Greatest hits album by Jellyfish
- Released: May 6, 2006
- Genre: Power pop
- Length: 74:14
- Label: Virgin
- Producer: Albhy Galuten; Jack Joseph Puig; Andy Sturmer; Roger Joseph Manning Jr.;

Jellyfish chronology
| Fan Club (2002) | Best! (2006) | Radio Jellyfish (2013) |

= Best! (Jellyfish album) =

Best! is a greatest hits compilation by the 1990s pop band Jellyfish. The album was released in 2006 and featured twenty tracks. Twelve tracks were pulled from the band's two studio albums, Bellybutton and Spilt Milk.

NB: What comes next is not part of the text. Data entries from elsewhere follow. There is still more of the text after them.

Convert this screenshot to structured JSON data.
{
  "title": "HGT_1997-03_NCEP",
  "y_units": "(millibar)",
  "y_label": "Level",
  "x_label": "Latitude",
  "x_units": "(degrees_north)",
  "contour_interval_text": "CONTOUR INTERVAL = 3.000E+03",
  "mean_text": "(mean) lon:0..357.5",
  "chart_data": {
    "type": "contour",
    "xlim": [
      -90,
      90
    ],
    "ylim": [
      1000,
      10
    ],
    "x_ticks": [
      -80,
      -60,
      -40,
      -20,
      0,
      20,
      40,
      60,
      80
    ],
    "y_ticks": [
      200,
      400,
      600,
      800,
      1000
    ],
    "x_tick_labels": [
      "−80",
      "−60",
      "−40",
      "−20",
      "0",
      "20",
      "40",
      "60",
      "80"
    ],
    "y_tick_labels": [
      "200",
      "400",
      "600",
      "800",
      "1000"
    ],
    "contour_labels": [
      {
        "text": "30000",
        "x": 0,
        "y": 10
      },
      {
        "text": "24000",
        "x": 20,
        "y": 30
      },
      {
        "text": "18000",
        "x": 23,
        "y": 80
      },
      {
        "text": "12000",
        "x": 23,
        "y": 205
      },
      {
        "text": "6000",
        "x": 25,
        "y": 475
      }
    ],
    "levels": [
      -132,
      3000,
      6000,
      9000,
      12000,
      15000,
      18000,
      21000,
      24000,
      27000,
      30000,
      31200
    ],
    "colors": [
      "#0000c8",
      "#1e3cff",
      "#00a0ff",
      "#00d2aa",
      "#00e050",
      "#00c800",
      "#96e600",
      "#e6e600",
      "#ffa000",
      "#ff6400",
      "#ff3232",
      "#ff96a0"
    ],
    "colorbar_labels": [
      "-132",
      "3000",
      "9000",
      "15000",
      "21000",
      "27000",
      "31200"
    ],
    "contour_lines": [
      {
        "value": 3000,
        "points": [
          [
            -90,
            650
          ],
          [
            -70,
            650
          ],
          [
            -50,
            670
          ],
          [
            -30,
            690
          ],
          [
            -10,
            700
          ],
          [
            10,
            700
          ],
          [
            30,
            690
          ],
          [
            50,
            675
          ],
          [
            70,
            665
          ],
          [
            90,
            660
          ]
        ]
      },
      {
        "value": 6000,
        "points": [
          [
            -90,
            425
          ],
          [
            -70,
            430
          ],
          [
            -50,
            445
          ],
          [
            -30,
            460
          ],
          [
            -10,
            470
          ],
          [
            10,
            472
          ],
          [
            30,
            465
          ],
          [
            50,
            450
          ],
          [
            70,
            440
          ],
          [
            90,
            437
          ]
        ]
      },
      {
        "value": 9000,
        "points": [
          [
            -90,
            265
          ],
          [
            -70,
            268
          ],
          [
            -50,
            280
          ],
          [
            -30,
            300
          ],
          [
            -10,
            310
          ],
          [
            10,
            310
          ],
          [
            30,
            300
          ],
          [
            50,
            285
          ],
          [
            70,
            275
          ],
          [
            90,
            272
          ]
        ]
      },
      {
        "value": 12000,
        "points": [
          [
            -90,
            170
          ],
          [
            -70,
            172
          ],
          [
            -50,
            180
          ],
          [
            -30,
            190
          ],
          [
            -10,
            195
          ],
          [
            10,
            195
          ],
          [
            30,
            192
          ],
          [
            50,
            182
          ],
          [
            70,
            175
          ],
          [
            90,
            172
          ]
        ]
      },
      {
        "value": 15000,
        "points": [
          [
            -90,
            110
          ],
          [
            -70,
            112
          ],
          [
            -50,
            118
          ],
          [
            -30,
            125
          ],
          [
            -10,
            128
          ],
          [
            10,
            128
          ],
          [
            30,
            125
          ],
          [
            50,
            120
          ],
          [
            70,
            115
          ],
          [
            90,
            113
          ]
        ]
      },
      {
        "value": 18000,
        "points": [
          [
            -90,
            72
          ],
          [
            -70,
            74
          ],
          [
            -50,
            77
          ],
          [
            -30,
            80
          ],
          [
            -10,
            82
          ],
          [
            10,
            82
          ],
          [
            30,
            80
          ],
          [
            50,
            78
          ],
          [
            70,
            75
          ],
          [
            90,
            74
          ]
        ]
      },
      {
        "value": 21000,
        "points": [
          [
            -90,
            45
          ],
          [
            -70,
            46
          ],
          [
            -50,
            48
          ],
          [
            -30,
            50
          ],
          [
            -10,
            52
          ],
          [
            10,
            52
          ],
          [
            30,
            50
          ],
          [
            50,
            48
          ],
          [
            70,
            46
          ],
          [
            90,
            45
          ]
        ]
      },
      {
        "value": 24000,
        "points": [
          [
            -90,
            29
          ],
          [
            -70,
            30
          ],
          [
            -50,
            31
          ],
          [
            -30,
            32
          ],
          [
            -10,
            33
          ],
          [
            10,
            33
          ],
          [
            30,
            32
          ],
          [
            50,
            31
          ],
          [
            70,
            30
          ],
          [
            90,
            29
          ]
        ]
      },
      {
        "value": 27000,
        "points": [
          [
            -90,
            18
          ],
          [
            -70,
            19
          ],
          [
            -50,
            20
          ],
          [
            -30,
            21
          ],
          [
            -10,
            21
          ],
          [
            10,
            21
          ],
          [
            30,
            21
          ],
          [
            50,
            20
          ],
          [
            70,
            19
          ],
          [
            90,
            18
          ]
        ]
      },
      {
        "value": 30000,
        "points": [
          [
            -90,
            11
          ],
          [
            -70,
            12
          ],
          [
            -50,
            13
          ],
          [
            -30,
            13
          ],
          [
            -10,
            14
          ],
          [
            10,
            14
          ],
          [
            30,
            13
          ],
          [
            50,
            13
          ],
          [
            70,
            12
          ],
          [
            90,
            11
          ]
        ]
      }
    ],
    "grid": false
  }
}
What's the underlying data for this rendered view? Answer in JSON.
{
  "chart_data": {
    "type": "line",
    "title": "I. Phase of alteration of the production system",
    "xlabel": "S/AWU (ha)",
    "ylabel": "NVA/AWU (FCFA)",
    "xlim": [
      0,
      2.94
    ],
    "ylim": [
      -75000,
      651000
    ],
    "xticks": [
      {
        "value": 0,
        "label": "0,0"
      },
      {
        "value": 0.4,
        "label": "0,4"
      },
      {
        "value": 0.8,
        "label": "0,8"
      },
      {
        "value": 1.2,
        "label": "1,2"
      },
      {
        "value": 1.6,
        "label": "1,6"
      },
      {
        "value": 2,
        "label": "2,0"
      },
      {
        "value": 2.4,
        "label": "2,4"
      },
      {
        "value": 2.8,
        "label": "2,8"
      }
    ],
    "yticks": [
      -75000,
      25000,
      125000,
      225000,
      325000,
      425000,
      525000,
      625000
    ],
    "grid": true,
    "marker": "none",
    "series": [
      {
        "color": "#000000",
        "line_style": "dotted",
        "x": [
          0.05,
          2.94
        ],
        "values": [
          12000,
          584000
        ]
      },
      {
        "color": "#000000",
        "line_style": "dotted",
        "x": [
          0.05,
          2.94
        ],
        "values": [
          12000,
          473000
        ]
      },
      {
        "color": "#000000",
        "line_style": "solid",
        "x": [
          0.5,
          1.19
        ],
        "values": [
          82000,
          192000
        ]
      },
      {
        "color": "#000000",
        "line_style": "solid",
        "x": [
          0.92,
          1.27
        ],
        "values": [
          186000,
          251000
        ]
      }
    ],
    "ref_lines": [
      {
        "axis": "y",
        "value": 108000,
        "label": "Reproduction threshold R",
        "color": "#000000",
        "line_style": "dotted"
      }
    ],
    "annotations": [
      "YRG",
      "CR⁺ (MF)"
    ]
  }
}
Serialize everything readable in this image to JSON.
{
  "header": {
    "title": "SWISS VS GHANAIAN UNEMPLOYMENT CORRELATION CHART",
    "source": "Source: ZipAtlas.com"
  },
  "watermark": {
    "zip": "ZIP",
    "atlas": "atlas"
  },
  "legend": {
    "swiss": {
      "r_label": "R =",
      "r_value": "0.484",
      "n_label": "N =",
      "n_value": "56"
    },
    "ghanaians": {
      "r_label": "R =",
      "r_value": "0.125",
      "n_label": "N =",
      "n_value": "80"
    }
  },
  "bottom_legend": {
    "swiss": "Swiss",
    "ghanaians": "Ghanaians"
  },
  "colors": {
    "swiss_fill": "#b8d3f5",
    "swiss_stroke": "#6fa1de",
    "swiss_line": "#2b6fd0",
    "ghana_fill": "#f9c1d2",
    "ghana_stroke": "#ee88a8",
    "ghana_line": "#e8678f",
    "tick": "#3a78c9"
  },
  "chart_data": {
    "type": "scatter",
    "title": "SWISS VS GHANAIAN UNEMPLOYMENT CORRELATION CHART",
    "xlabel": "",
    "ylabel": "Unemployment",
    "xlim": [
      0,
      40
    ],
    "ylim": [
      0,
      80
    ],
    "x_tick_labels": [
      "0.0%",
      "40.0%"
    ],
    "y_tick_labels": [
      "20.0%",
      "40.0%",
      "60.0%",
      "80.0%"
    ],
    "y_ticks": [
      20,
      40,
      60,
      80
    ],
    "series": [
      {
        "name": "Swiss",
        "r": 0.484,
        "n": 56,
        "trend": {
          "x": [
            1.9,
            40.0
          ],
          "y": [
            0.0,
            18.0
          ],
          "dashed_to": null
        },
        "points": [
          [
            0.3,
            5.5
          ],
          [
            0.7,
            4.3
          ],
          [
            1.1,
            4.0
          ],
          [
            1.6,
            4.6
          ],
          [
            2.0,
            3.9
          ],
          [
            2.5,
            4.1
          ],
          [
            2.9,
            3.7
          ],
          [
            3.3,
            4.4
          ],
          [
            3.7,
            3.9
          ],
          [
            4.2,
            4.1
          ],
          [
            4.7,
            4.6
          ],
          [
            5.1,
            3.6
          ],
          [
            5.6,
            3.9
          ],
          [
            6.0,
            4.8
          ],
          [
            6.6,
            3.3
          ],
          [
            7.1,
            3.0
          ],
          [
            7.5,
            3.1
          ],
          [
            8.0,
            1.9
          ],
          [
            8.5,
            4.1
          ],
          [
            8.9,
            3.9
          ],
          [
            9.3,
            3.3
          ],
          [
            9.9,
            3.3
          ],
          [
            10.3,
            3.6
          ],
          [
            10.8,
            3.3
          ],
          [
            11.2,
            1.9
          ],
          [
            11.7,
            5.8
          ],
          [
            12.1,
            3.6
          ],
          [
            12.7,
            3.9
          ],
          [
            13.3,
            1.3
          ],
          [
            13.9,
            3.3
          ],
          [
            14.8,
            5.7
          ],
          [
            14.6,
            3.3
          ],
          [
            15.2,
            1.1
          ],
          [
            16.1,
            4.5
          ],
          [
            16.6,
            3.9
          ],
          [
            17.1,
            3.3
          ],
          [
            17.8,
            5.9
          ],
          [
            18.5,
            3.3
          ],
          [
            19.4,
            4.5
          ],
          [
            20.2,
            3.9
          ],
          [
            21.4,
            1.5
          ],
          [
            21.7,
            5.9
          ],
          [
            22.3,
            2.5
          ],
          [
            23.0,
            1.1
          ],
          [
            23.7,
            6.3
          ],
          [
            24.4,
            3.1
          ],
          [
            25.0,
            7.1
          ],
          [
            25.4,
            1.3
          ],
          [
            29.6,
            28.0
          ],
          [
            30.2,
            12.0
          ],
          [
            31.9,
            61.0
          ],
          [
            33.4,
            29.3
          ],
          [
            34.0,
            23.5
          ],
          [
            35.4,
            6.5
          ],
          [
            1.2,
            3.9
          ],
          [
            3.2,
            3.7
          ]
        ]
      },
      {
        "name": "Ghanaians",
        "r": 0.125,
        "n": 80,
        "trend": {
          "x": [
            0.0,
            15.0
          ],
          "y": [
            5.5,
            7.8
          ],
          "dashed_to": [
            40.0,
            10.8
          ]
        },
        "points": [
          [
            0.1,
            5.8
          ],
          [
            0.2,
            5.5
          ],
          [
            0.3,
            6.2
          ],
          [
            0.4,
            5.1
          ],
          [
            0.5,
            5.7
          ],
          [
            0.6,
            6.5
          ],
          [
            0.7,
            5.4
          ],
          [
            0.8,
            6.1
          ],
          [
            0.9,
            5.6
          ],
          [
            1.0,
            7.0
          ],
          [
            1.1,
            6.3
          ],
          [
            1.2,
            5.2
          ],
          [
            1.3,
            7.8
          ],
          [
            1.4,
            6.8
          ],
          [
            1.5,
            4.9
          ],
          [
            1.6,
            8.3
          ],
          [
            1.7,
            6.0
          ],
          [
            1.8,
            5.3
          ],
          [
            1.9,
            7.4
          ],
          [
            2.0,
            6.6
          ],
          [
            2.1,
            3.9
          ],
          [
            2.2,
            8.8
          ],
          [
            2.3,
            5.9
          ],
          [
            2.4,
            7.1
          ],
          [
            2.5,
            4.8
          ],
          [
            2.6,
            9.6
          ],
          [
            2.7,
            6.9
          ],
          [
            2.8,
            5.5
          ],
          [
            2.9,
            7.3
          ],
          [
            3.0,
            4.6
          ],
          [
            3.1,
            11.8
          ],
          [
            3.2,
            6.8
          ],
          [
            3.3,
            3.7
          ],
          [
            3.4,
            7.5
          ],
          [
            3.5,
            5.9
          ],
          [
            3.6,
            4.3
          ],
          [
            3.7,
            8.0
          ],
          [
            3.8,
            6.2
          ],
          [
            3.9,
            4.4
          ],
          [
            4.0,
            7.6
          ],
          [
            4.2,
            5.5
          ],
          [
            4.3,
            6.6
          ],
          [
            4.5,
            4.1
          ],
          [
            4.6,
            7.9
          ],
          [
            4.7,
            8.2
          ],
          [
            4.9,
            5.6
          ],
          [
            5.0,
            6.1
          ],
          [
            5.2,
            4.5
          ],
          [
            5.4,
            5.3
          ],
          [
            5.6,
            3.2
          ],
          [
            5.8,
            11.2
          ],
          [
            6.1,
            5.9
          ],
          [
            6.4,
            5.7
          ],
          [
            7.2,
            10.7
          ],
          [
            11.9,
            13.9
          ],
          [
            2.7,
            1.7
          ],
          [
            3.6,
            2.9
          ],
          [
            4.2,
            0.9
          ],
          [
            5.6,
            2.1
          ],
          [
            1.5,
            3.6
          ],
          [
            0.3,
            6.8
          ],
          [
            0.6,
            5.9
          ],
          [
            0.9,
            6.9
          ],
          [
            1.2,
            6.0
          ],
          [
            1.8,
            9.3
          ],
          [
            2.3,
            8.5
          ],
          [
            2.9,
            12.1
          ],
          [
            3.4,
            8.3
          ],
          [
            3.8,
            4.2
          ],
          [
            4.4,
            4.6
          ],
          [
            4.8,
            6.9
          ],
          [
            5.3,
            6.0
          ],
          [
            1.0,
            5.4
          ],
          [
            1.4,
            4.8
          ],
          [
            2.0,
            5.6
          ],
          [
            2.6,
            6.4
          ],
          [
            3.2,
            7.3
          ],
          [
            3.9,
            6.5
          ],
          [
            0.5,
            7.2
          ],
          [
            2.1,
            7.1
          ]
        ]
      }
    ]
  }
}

Four were live tracks, including a cover of Badfinger's "No Matter What," and two were demo recordings from the Spilt Milk session. "Ignorance is Bliss" was taken from Nintendo: White Knuckle Scorin', a various artists compilation with an accompanying storybook inspired by the video game Super Mario World. "Think About Your Troubles" was drawn from a 1995 Nilsson tribute album.

==Track listing==
All songs written by Roger Manning and Andy Sturmer, except where noted.
1. "Joining a Fan Club" – 4:05 (from Spilt Milk)
2. "The King is Half Undressed" – 3:48 (from Bellybutton)
3. "New Mistake" – 4:03 (from Spilt Milk)
4. "Now She Knows She's Wrong" – 2:36 (from Bellybutton)
5. "Bye, Bye, Bye" – 4:03 (from Spilt Milk)
6. "Worthless Heart" – 3:06
7. "Baby's Coming Back" (Sturmer) – 2:58 (from Bellybutton)
8. "He's My Best Friend" – 3:44 (from Spilt Milk)
9. "All I Want is Everything" (Sturmer) – 3:45 (from Bellybutton)
10. "Let 'Em In/That is Why" (Paul McCartney)/(Manning/Sturmer) – 4:57
11. "No Matter What" (Pete Ham) – 2:50
12. "Family Tree" – 4:11
13. "The Ghost at Number One" – 3:37 (from Spilt Milk)
14. "Too Much, Too Little, Too Late" – 3:17 (from Spilt Milk)
15. "I Wanna Stay Home" (Sturmer) – 4:06 (from Bellybutton)
16. "Glutton of Sympathy" – 3:49 (from Spilt Milk)
17. "The Man I Used to Be" – 4:46
18. "Calling Sarah" – 4:03
19. "Ignorance is Bliss" (Sturmer/Wirt) – 3:59 (from Nintendo: White Knuckle Scorin')
20. "Think About Your Troubles" (Harry Nilsson) – 2:35

Tracks 6 and 12 are demo recordings.

Tracks 10, 11, 17 and 18 are live recordings.